Assia est donc un prénom typiquement juif de l'Europe de l'Est bizarrement donné aux 2 sexes. En fait, c'est le diminutif de Menashe, son prénom de naissance.
Il existe aussi une jeune femme arabe en Ontario au Canada qui se nomme Assia Beauty, mais cela est évidemment une tout autre histoire.

Avant d'entamer quelques épisodes dans la longue existence de Menashe Bat Genstein (son nom de baptême) un mot sur sa petite-fille et auteure.

Marguerite Bérard a un curriculum à rendre jaloux la plupart de nous autres, simples citoyens. Major de sa promotion à l'ENA, 2002-2004, à 26 ans, et après des diplômes à l'IEP (Institut d'Études Politiques) de Paris et l'université de Princeton aux États-Unis, la 6e meilleure du globe (selon le classement officiel qui vient d'être publié). Chose plutôt rare, ses parents sont aussi des énarques : son père, Jean-Michel, a été préfet et sa mère, Marie-Hélène Bérard-Genstein, a été conseillère de Simone Veil, Raymond Barre et Jacques Chirac.
Pour ne pas rompre une bonne tradition, l'auteure s'est mariée avec un énarque, Thomas Andrieu, directeur des libertés publiques et affaires juridiques du ministre de l'Intérieur.
Le couple a 2 enfants, des garçons de 9 et 5 ans.

Après l'inspection générale des finances, Marguerite Bérard devient conseillère aux affaires sociales à l'Élysée, puis chef de cabinet du ministre du travail, ensuite la n° 2 à la BPCE (Banque populaire et Caisse d'épargne), pour être nommée, cette année-ci, à la tête de la direction France du groupe bancaire BNP Paribas.

Toutes ces promotions n'ont pas empêché la jeune banquière (née en décembre 1977) à publier en mars 2019 l'histoire de son grand-père. Il est vrai qu'elle a écrit le plus gros dans les aéroports, à bord d'avions lors de vols longue distance et dans les hôtels, le soir. L'auteure explique qu'il ne s'agit pas d'un récit historique à proprement parler, puisque basé sur la mémoire orale et un texte d'Assia, écrit à 80 ans, sur insistance de ses 2 filles, Micheline et Marie-Hélène. Elle précise que ce sont les souvenirs d'un homme âgé "qui n'avait pas envie de tout raconter".

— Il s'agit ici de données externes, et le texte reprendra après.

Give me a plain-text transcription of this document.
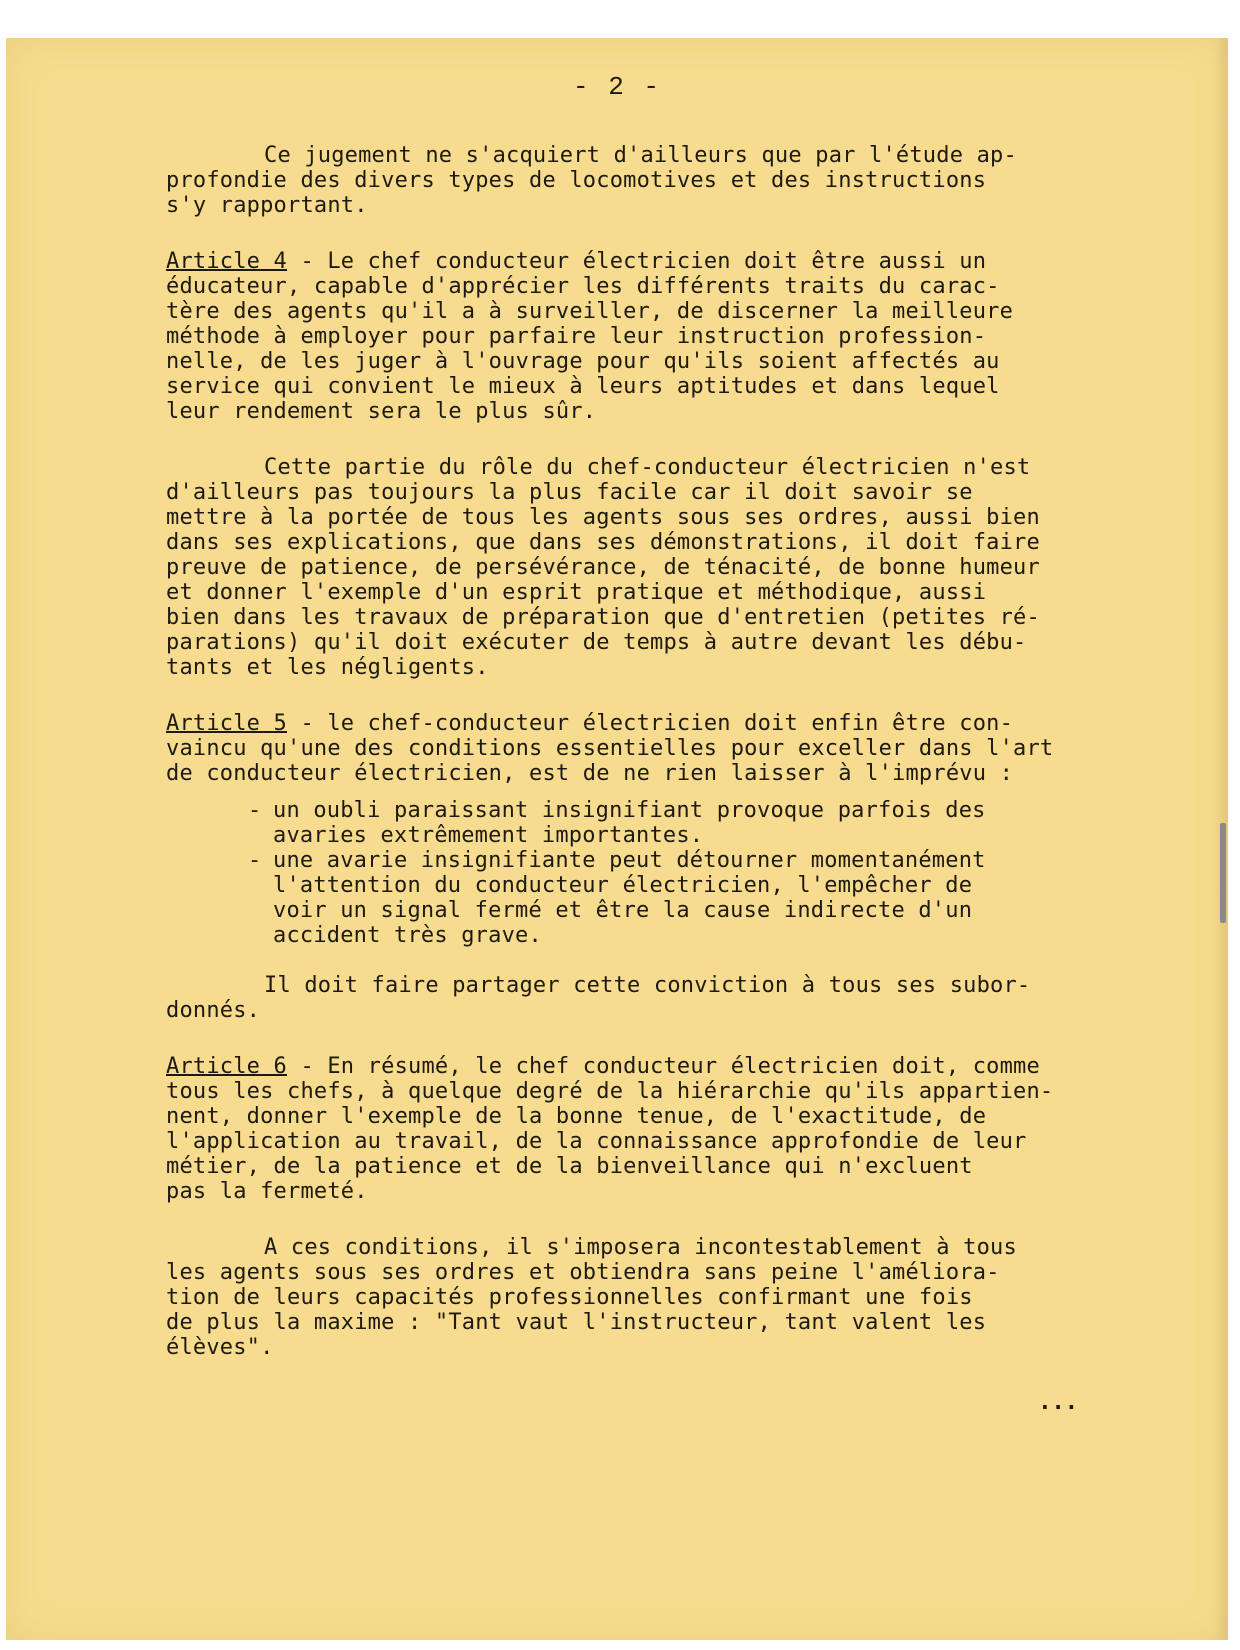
- 2 -
Ce jugement ne s'acquiert d'ailleurs que par l'étude ap-
profondie des divers types de locomotives et des instructions
s'y rapportant.
Article 4 - Le chef conducteur électricien doit être aussi un
éducateur, capable d'apprécier les différents traits du carac-
tère des agents qu'il a à surveiller, de discerner la meilleure
méthode à employer pour parfaire leur instruction profession-
nelle, de les juger à l'ouvrage pour qu'ils soient affectés au
service qui convient le mieux à leurs aptitudes et dans lequel
leur rendement sera le plus sûr.
Cette partie du rôle du chef-conducteur électricien n'est
d'ailleurs pas toujours la plus facile car il doit savoir se
mettre à la portée de tous les agents sous ses ordres, aussi bien
dans ses explications, que dans ses démonstrations, il doit faire
preuve de patience, de persévérance, de ténacité, de bonne humeur
et donner l'exemple d'un esprit pratique et méthodique, aussi
bien dans les travaux de préparation que d'entretien (petites ré-
parations) qu'il doit exécuter de temps à autre devant les débu-
tants et les négligents.
Article 5 - le chef-conducteur électricien doit enfin être con-
vaincu qu'une des conditions essentielles pour exceller dans l'art
de conducteur électricien, est de ne rien laisser à l'imprévu :
- un oubli paraissant insignifiant provoque parfois des
avaries extrêmement importantes.
- une avarie insignifiante peut détourner momentanément
l'attention du conducteur électricien, l'empêcher de
voir un signal fermé et être la cause indirecte d'un
accident très grave.
Il doit faire partager cette conviction à tous ses subor-
donnés.
Article 6 - En résumé, le chef conducteur électricien doit, comme
tous les chefs, à quelque degré de la hiérarchie qu'ils appartien-
nent, donner l'exemple de la bonne tenue, de l'exactitude, de
l'application au travail, de la connaissance approfondie de leur
métier, de la patience et de la bienveillance qui n'excluent
pas la fermeté.
A ces conditions, il s'imposera incontestablement à tous
les agents sous ses ordres et obtiendra sans peine l'améliora-
tion de leurs capacités professionnelles confirmant une fois
de plus la maxime : "Tant vaut l'instructeur, tant valent les
élèves".
...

Assia est né en 1903 dans un ménage de Juifs relativement aisés, assimilés et non-pratiquant, qui parlaient Russe à la maison et que rarement le Yiddish.
Il était le 4e de 6 enfants.
Ses débuts n'ont pas été simples : antisémitisme et pogroms, 1re Guerre mondiale, révolution communiste, liquidation de Juifs par les troupes du nationaliste ukrainien, Symon Petlioura (né à Poltova en 1879 et assassiné à Paris en 1926). C'est finalement l'occupation de Rovno par les Polonais, qui l'a incité à fuir vers la Palestine, en l'été 1920, à 17 ans.
Il lui a fallu cependant attendre à Vienne l'automne 1921 et la levée de l'interdiction d'entrée en Palestine.

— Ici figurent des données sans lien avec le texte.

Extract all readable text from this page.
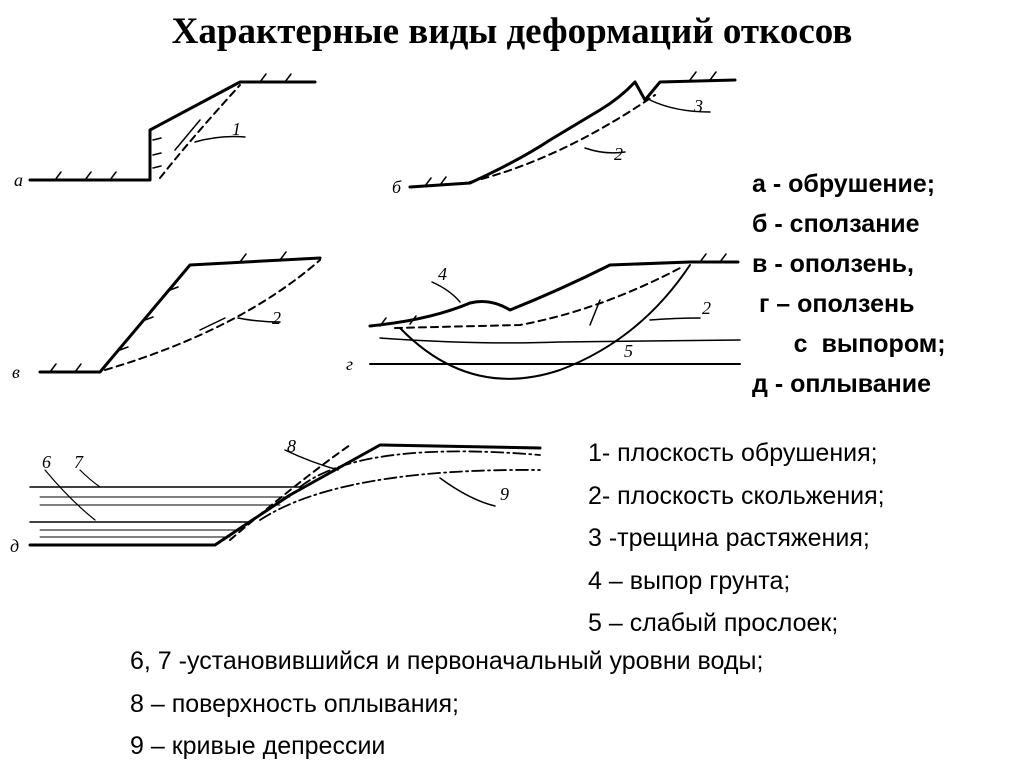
Характерные виды деформаций откосов
а
1
б
2
3
в
2
г
4
2
5
д
6 7
8
9
а - обрушение;
б - сползание
в - оползень,
г – оползень
с  выпором;
д - оплывание
1- плоскость обрушения;
2- плоскость скольжения;
3 -трещина растяжения;
4 – выпор грунта;
5 – слабый прослоек;
6, 7 -установившийся и первоначальный уровни воды;
8 – поверхность оплывания;
9 – кривые депрессии
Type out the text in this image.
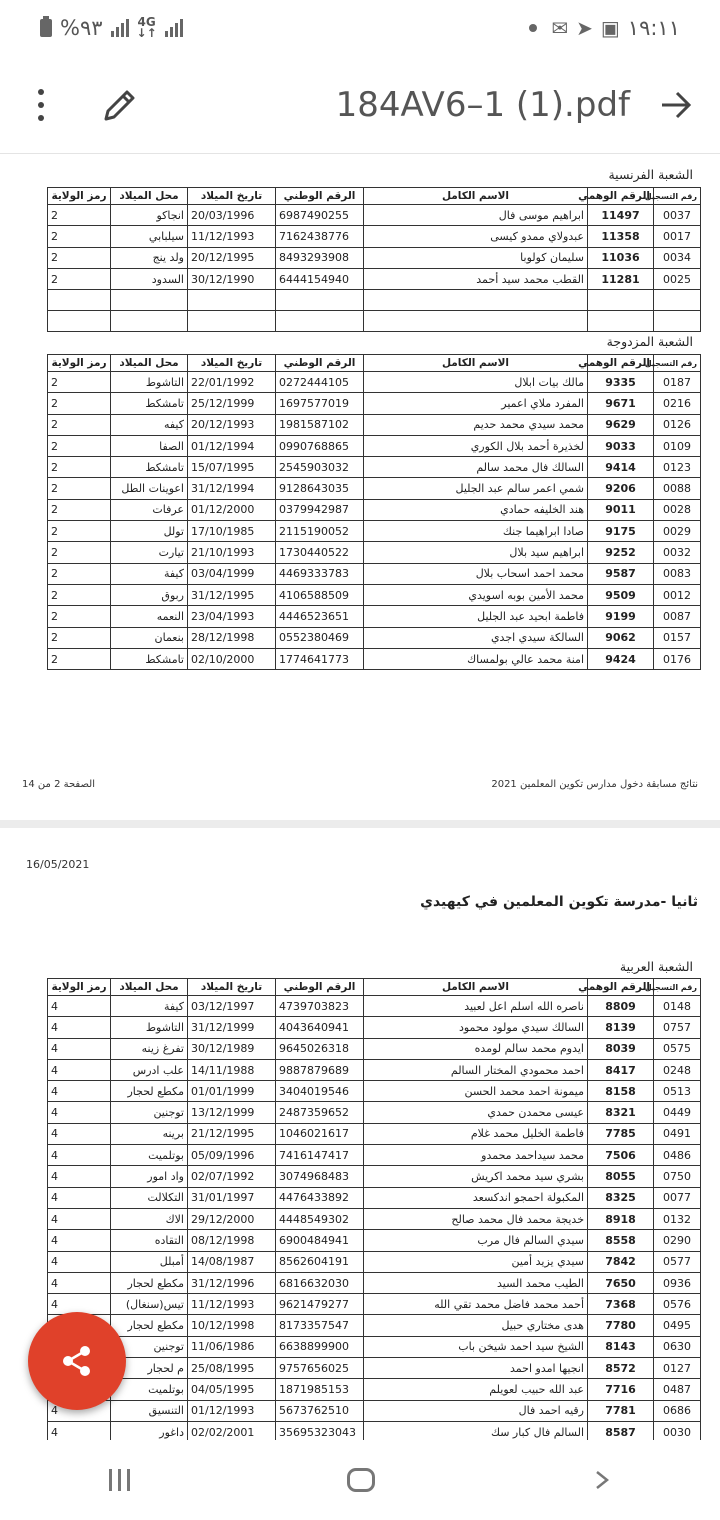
%٩٣	4G
↓↑	✉ ➤ ▣ ١٩:١١
184AV6–1 (1).pdf
الشعبة الفرنسية
رقم التسجيل	الرقم الوهمي	الاسم الكامل	الرقم الوطني	تاريخ الميلاد	محل الميلاد	رمز الولاية
0037	11497	ابراهيم موسى فال	6987490255	20/03/1996	انجاكو	2
0017	11358	عبدولاي ممدو كيسى	7162438776	11/12/1993	سيلبابي	2
0034	11036	سليمان كولوبا	8493293908	20/12/1995	ولد ينج	2
0025	11281	القطب محمد سيد أحمد	6444154940	30/12/1990	السدود	2

الشعبة المزدوجة
رقم التسجيل	الرقم الوهمي	الاسم الكامل	الرقم الوطني	تاريخ الميلاد	محل الميلاد	رمز الولاية
0187	9335	مالك بيات ابلال	0272444105	22/01/1992	التاشوط	2
0216	9671	المفرد ملاي اعمير	1697577019	25/12/1999	تامشكط	2
0126	9629	محمد سيدي محمد حديم	1981587102	20/12/1993	كيفه	2
0109	9033	لخذيرة أحمد بلال الكوري	0990768865	01/12/1994	الصفا	2
0123	9414	السالك فال محمد سالم	2545903032	15/07/1995	تامشكط	2
0088	9206	شمي اعمر سالم عبد الجليل	9128643035	31/12/1994	اعوينات الطل	2
0028	9011	هند الخليفه حمادي	0379942987	01/12/2000	عرفات	2
0029	9175	صادا ابراهيما جنك	2115190052	17/10/1985	تولل	2
0032	9252	ابراهيم سيد بلال	1730440522	21/10/1993	تيارت	2
0083	9587	محمد احمد اسحاب بلال	4469333783	03/04/1999	كيفة	2
0012	9509	محمد الأمين بوبه اسويدي	4106588509	31/12/1995	ربوق	2
0087	9199	فاطمة ابحيد عبد الجليل	4446523651	23/04/1993	النعمه	2
0157	9062	السالكة سيدي اجدي	0552380469	28/12/1998	بنعمان	2
0176	9424	امنة محمد عالي بولمساك	1774641773	02/10/2000	تامشكط	2
نتائج مسابقة دخول مدارس تكوين المعلمين 2021
الصفحة 2 من 14
16/05/2021
ثانيا -مدرسة تكوين المعلمين في كيهيدي
الشعبة العربية
رقم التسجيل	الرقم الوهمي	الاسم الكامل	الرقم الوطني	تاريخ الميلاد	محل الميلاد	رمز الولاية
0148	8809	ناصره الله اسلم اعل لعبيد	4739703823	03/12/1997	كيفة	4
0757	8139	السالك سيدي مولود محمود	4043640941	31/12/1999	التاشوط	4
0575	8039	ايدوم محمد سالم لومده	9645026318	30/12/1989	تفرغ زينه	4
0248	8417	احمد محمودي المختار السالم	9887879689	14/11/1988	علب ادرس	4
0513	8158	ميمونة احمد محمد الحسن	3404019546	01/01/1999	مكطع لحجار	4
0449	8321	عيسى محمدن حمدي	2487359652	13/12/1999	توجنين	4
0491	7785	فاطمة الخليل محمد غلام	1046021617	21/12/1995	برينه	4
0486	7506	محمد سيداحمد محمدو	7416147417	05/09/1996	بوتلميت	4
0750	8055	بشري سيد محمد اكريش	3074968483	02/07/1992	واد امور	4
0077	8325	المكبولة احمجو اندكسعد	4476433892	31/01/1997	التكلالت	4
0132	8918	خديجة محمد فال محمد صالح	4448549302	29/12/2000	الاك	4
0290	8558	سيدي السالم فال مرب	6900484941	08/12/1998	التقاده	4
0577	7842	سيدي يزيد أمين	8562604191	14/08/1987	أمبلل	4
0936	7650	الطيب محمد السيد	6816632030	31/12/1996	مكطع لحجار	4
0576	7368	أحمد محمد فاضل محمد تقي الله	9621479277	11/12/1993	تيس(سنغال)	4
0495	7780	هدى مختاري حبيل	8173357547	10/12/1998	مكطع لحجار	
0630	8143	الشيخ سيد احمد شيخن باب	6638899900	11/06/1986	توجنين	
0127	8572	انجيها امدو احمد	9757656025	25/08/1995	م لحجار	
0487	7716	عبد الله حبيب لعويلم	1871985153	04/05/1995	بوتلميت	
0686	7781	رقيه احمد فال	5673762510	01/12/1993	التنسيق	4
0030	8587	السالم فال كبار سك	35695323043	02/02/2001	داغور	4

C'est dans un kibboutz super-primitif qu'Assia s'est installé et où il a vécu 3 ans tout en travaillant très dur dans le bâtiment. En 1924, il a déménagé à Jaffa et continué à travailler dans le bâtiment, mais se rendant compte que sans diplôme il n'arrivera nulle part. Sans parler Français et sans un sou, il s'embarqua en 1928 pour Marseille.

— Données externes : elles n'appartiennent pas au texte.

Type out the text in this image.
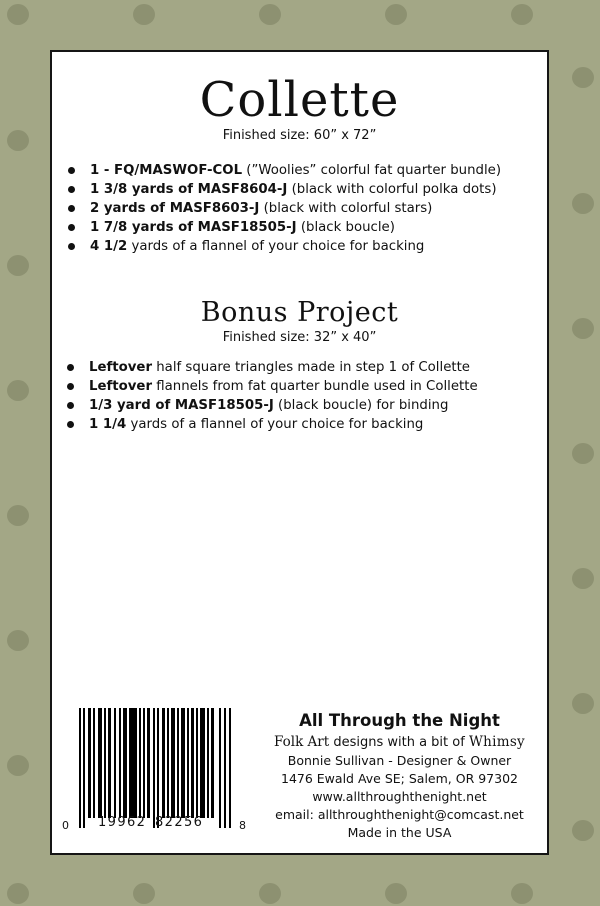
Collette
Finished size: 60” x 72”
1 - FQ/MASWOF-COL (”Woolies” colorful fat quarter bundle)
1 3/8 yards of MASF8604-J (black with colorful polka dots)
2 yards of MASF8603-J (black with colorful stars)
1 7/8 yards of MASF18505-J (black boucle)
4 1/2 yards of a flannel of your choice for backing
Bonus Project
Finished size: 32” x 40”
Leftover half square triangles made in step 1 of Collette
Leftover flannels from fat quarter bundle used in Collette
1/3 yard of MASF18505-J (black boucle) for binding
1 1/4 yards of a flannel of your choice for backing
0 19962 82256	8
All Through the Night
Folk Art designs with a bit of Whimsy
Bonnie Sullivan - Designer & Owner
1476 Ewald Ave SE; Salem, OR 97302
www.allthroughthenight.net
email: allthroughthenight@comcast.net
Made in the USA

Plein de bonne volonté, il s'inscrivit à l'Ėcole des ponts-et-chaussées, mais il lui fallait d'abord apprendre la langue de Molière et il fera comme il avait fait à Vienne avec l'Allemand (qu'il n'aime pas parler) et l'Hébreu en Palestine, sur le tas en peu de temps. En 1929, il est embauché dans la maroquinerie de M. Padova, qui lui propose la reprise du commerce. Volodia, un pote de Rovno, lui prête de l'argent et à 28 ans, il est chef d'une petite entreprise qui emploie 4 ouvriers.

En 1932, Assia se maria avec Sima (Simone) Moros, 22 ans, dont la famille, originaire de Tcheliabinsk (dans l'Oural), tenait une petite bijouterie. L'an après était né leur premier enfant, la tante Micheline de l'auteure.

En août 1938, Assia et ses 2 plus jeunes frères se sont portés volontaires pour l'armée française. En avril 1940, il a été appelé sous les drapeaux et envoyé en Normandie et, après l'invasion nazie, se trouvait à Saleilles, près de Perpignan. En décembre 1940, il fut arrêté et incarcéré à Romainville, le camp de Drancy et la caserne de Saint-Denis jusqu'en août 1944. Son jeune frère, Samuel (Sasha), fut emprisonné à Pithiviers et en juillet 1942 expédié à Auschwitz.
En novembre 1941, les parents d'Assia et Fanny, sa soeur aînée, furent abattus d'une balle dans la nuque par des soldats des escadrons nazis dans la forêt de Sosenki, à peu de distance de Rovno.
L'auteure note, à la page 163 : "Après, Assia ne fut plus jamais le même."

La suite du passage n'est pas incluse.